The problem is some definitions of good really aren't, and it isn't just because they're slow, it's because they make some things "good" at the detriment of others. Uncle Bob's Clean Code is really good at making some portions of the code "good" and "simple", but when put together they are interconnected in ways that are more difficult to understand.
In my experience, writing the code with readability, ease of maintenance, and performance all in mind gets you 90% of each of the benefits you’d have gotten focusing on only one of the above. For instance, maybe instead of pretending that an O(n^2) algorithm is any “cleaner” than an O(n log n) algorithm because it was easier for you to write, maybe just use the better algorithm. Or, instead of pretending Python is more readable or easier to develop in than Rust (assuming developers are skilled in both), just write it in Rust. Or, instead of pretending that you had to write raw assembly to eke out the last drop of performance in your function, maybe target the giant mess elsewhere in your application where 80% of the time is spent.

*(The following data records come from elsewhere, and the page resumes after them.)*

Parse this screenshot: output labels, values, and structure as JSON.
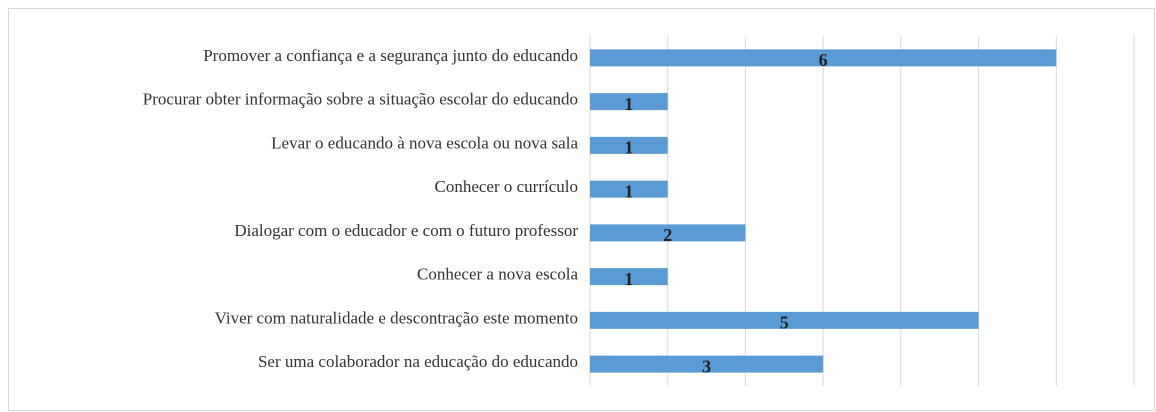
{
  "chart_data": {
    "type": "barh",
    "categories": [
      "Promover a confiança e a segurança junto do educando",
      "Procurar obter informação sobre a situação escolar do educando",
      "Levar o educando à nova escola ou nova sala",
      "Conhecer o currículo",
      "Dialogar com o educador e com o futuro professor",
      "Conhecer a nova escola",
      "Viver com naturalidade e descontração este momento",
      "Ser uma colaborador na educação do educando"
    ],
    "values": [
      6,
      1,
      1,
      1,
      2,
      1,
      5,
      3
    ],
    "color": "#5b9bd5",
    "xlim": [
      0,
      7
    ],
    "xticks": [
      0,
      1,
      2,
      3,
      4,
      5,
      6,
      7
    ],
    "grid": true
  }
}
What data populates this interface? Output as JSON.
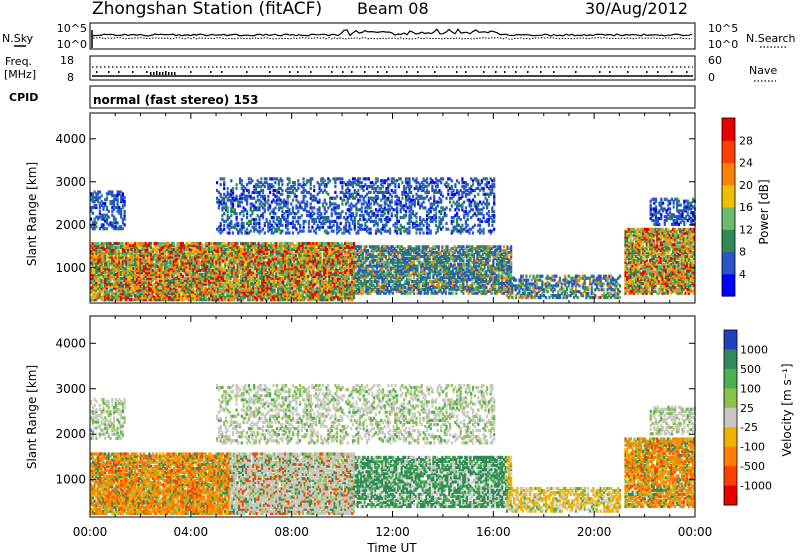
{
  "header": {
    "station": "Zhongshan Station (fitACF)",
    "beam": "Beam 08",
    "date": "30/Aug/2012"
  },
  "strip_noise": {
    "left_label": "N.Sky",
    "right_label": "N.Search",
    "left_ticks": [
      "10^5",
      "10^0"
    ],
    "right_ticks": [
      "10^5",
      "10^0"
    ]
  },
  "strip_freq": {
    "left_label_1": "Freq.",
    "left_label_2": "[MHz]",
    "right_label": "Nave",
    "left_ticks": [
      "18",
      "8"
    ],
    "right_ticks": [
      "60",
      "0"
    ]
  },
  "strip_cpid": {
    "label": "CPID",
    "value": "normal (fast stereo) 153"
  },
  "chart_data": [
    {
      "type": "heatmap",
      "name": "power",
      "ylabel": "Slant Range [km]",
      "yticks": [
        1000,
        2000,
        3000,
        4000
      ],
      "ylim": [
        180,
        4600
      ],
      "xlim": [
        0,
        24
      ],
      "colorbar_label": "Power [dB]",
      "colorbar_ticks": [
        "4",
        "8",
        "12",
        "16",
        "20",
        "24",
        "28"
      ],
      "colors": [
        "#0000ff",
        "#2855c8",
        "#2e8b57",
        "#6cba6c",
        "#f0c000",
        "#ff8000",
        "#ff4000",
        "#e60000"
      ]
    },
    {
      "type": "heatmap",
      "name": "velocity",
      "ylabel": "Slant Range [km]",
      "yticks": [
        1000,
        2000,
        3000,
        4000
      ],
      "ylim": [
        180,
        4600
      ],
      "xlim": [
        0,
        24
      ],
      "xlabel": "Time UT",
      "xticks": [
        "00:00",
        "04:00",
        "08:00",
        "12:00",
        "16:00",
        "20:00",
        "00:00"
      ],
      "colorbar_label": "Velocity [m s⁻¹]",
      "colorbar_ticks": [
        "1000",
        "500",
        "100",
        "25",
        "-25",
        "-100",
        "-500",
        "-1000"
      ],
      "colors": [
        "#2040c0",
        "#2e8b57",
        "#4caf50",
        "#8bc34a",
        "#c8c8c0",
        "#f0b000",
        "#ff8000",
        "#ff4000",
        "#e60000"
      ]
    }
  ]
}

A lot of the “clean” vs “fast” argument is, as I’ve said above, pretending. People on both sides pretend you cannot have both, ever, when in actuality you can have almost all of what is desired in 95% of cases.
Code that is unreadable, tightly coupled, untestable or just messy is much, much harder to work in than code that is readable, loosely coupled, well-tested and clean. This has been proven often and is really a no-brainer. Performance-optimizing is finding the bottleneck, then rewriting that without changing the functional behaviour. For this you need resp. readability (to find bottlenecks you must be able to understand flow and code), ability to rewrite (tightly coupled code cannot be rewritten in isolation) and insurance the behaviour doesn't change (test coverage).
Ergo: a clean archictecture is a requirement to make code more performant in the first place. Even if that architecture is bad for performance in itself, it enables future improvements.
Clean Code is actually a book by Uncle Bob. And Clean Architecture is the name of another book by him.
What Casey is criticizing isn't "good code". He's criticizing Uncle Bob's philosophy.